KKR offer prompts Telecom Italia board showdown over CEO's future

KKR offer prompts Telecom Italia board showdown over CEO's future ...

Tutosi said he was ready to leave as the chief executive if that would speed their decision over KKR's takeover proposal. - Telecom Nowalia faces another boardroom showdown as an assistant.

The board of Telecom Italia (TIM) whose meeting on Friday will be on Thursday, tomorrow, discuss the impact of a soccer rights deal that failed to boost revenue and contributed to two profit warnings at Italy's biggest phone group since July.

TIM audits have expanded a $1 billion euro deal Gubitosi has struck with DAZN to stream Italian's top-flight soccer games on Thursday and two sources close to the matter told Reuters they had raised fresh concerns.

One of the sources said that further downgrade to TIM's financial outlook may not be ruled out. It's based on debts equal to half its core profit.

Last week, the company's debt rating, already classified as junk, was cut further by the S&P rating agency.

AJ R rushed to submit its offer following the downgrade, two other close to the matter said, adding TIM was in danger of breaching bank agreements.

Gubitosi has offered to turn down his executive powers without going out of the job.

The boss must take responsibility for the role, or maybe the board member should resign for the new CEO to get a seat for the new CEO.

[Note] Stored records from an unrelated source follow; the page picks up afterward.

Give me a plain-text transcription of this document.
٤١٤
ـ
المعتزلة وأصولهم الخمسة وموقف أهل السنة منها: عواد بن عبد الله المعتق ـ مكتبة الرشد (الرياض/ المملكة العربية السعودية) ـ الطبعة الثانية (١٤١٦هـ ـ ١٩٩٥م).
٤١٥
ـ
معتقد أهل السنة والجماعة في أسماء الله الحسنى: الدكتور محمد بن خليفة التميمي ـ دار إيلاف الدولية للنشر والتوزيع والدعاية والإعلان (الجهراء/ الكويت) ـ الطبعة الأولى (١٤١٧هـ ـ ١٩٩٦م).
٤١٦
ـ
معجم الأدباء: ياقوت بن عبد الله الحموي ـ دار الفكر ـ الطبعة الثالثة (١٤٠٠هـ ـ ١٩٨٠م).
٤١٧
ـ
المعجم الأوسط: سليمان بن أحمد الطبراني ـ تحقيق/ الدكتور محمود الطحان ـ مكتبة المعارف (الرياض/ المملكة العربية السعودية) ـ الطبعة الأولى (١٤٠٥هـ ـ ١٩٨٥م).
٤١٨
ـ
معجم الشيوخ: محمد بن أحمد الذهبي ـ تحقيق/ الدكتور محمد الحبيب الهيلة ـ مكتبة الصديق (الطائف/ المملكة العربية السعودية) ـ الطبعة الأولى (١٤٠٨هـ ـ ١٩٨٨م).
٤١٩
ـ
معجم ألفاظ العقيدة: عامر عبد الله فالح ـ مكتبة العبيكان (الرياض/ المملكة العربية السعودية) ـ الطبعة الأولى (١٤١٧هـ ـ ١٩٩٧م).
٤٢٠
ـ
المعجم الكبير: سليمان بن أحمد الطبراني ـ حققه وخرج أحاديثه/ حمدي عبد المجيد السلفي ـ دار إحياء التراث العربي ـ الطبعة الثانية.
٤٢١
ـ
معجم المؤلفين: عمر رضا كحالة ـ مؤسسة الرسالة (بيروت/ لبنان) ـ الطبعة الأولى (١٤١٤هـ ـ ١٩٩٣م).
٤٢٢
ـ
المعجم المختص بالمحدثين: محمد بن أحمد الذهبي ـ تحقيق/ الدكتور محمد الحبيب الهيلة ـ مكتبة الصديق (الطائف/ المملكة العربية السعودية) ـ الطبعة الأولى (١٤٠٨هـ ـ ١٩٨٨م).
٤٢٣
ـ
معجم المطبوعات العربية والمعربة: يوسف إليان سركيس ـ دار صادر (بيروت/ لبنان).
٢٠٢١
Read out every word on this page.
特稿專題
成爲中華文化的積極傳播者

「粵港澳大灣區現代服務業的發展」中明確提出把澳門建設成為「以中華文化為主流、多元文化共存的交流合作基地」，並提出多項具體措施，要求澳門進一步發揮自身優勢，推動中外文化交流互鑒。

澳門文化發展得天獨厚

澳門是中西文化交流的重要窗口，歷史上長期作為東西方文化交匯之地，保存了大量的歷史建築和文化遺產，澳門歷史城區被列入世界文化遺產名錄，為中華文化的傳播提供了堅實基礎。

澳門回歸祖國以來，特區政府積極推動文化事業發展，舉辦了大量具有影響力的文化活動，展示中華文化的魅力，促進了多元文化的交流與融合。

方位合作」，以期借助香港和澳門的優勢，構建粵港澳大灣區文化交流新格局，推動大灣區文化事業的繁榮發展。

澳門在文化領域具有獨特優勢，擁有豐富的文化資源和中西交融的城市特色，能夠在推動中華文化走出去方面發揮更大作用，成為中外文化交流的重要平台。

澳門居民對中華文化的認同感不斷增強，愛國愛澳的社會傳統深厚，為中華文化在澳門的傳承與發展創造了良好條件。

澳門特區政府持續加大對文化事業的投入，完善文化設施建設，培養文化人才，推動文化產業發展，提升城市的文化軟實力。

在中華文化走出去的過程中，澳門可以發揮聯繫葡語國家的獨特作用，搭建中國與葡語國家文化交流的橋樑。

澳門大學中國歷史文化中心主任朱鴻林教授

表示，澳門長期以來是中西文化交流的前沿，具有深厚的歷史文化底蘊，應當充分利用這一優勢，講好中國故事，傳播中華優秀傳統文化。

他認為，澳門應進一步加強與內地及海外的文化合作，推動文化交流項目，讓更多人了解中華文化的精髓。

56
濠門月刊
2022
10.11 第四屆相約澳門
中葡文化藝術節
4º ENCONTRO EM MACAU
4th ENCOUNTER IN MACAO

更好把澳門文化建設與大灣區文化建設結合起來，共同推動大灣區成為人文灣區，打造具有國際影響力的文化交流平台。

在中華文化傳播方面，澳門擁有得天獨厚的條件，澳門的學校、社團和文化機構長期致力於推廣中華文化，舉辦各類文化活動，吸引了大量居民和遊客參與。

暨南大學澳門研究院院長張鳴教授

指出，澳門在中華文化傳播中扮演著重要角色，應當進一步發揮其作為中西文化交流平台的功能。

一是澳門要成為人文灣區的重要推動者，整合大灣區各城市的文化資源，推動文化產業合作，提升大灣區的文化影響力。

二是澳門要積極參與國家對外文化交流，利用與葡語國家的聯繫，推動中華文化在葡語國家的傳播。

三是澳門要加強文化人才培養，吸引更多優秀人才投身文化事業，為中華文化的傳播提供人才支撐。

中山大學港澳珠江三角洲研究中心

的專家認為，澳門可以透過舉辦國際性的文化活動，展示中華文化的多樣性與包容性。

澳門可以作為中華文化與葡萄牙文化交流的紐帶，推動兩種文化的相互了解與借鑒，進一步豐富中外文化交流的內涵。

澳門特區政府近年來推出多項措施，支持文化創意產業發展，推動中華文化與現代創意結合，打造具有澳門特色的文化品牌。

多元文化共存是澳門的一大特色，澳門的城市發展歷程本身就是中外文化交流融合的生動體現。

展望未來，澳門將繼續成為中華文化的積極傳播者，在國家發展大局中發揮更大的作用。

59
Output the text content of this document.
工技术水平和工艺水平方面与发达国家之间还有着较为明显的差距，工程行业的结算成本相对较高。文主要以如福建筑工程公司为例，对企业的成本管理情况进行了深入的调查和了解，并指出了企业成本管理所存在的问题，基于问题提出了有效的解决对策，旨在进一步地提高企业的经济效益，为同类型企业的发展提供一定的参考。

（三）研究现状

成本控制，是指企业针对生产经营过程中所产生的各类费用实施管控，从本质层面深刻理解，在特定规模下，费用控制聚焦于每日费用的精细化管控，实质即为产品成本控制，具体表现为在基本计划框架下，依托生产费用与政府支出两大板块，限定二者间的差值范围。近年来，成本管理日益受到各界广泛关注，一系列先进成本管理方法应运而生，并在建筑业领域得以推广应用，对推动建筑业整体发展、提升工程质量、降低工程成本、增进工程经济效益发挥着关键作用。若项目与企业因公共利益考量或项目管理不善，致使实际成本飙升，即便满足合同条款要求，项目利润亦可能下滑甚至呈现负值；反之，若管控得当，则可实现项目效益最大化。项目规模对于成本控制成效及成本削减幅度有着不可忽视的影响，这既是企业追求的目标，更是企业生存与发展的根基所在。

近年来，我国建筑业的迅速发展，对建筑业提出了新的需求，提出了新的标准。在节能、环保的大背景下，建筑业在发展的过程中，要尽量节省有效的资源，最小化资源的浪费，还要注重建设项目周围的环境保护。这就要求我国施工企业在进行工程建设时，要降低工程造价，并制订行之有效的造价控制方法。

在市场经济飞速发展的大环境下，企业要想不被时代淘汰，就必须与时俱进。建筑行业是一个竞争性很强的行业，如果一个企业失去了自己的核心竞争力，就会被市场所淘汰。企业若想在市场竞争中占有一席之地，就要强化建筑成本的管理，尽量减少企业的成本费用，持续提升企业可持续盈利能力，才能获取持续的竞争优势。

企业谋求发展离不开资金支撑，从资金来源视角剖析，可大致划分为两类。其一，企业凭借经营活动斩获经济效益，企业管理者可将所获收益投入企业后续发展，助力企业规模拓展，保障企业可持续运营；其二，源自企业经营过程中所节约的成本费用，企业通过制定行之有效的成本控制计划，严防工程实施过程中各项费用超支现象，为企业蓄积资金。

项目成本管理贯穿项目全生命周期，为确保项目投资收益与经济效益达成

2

In a letter that the board said, which he saw on the copy of a copy was seen by Reuters, Gubitosi criticised the directors for stalling on the KKR offer - to please some of the group's shareholders.

STATEGIC ASSET STATEGIC ASSET STATEGIC ASSET.

During the year 2014, Gubitosi and Viendi were facing a backdrop of the latest boardroom crisis, as the upcoming CEOs of TIM have had three CEOs. The French media company began building its two4% stake.

Gubitosi wrote an interview in which he rejected speculation that he's close to KKR, and asked the board to grant the New York-based fund access to company data and to hire appoint advisers.

TIM's board examined the non-binding proposal of 10.8 billion euro ($12 billion) for KKR to take it privat on Sunday.

The KKR stowed 33 billion euros and swung it up to the total of 31 billion euros and approved a three-week due diligence analysis.

Gubitosi first brought KKR to the United States last year, striking a 1.8 billion euro deal that gave the fund a 37.5% stake in TIM's so-called last-mile network to homes.

The takeover offer for TIM is coming as Italy prepares to spend 6 billion euros of the EU recovery fund to accelerate ultrafast broadband deployment across the country.

Rome says that its position on the KKR proposal will depend on the plan for the network.

Rome has special powers to block strategic companies such as TIM but the executive of a Prime Minister has called the interest of KKR as good news for Italy.

Sources claim KKR, which consulted the government before it filed its proposal, plans to bring out the network and give the state investment - currently TIM's second-biggest shareholder - a leading role in overseeing the asset.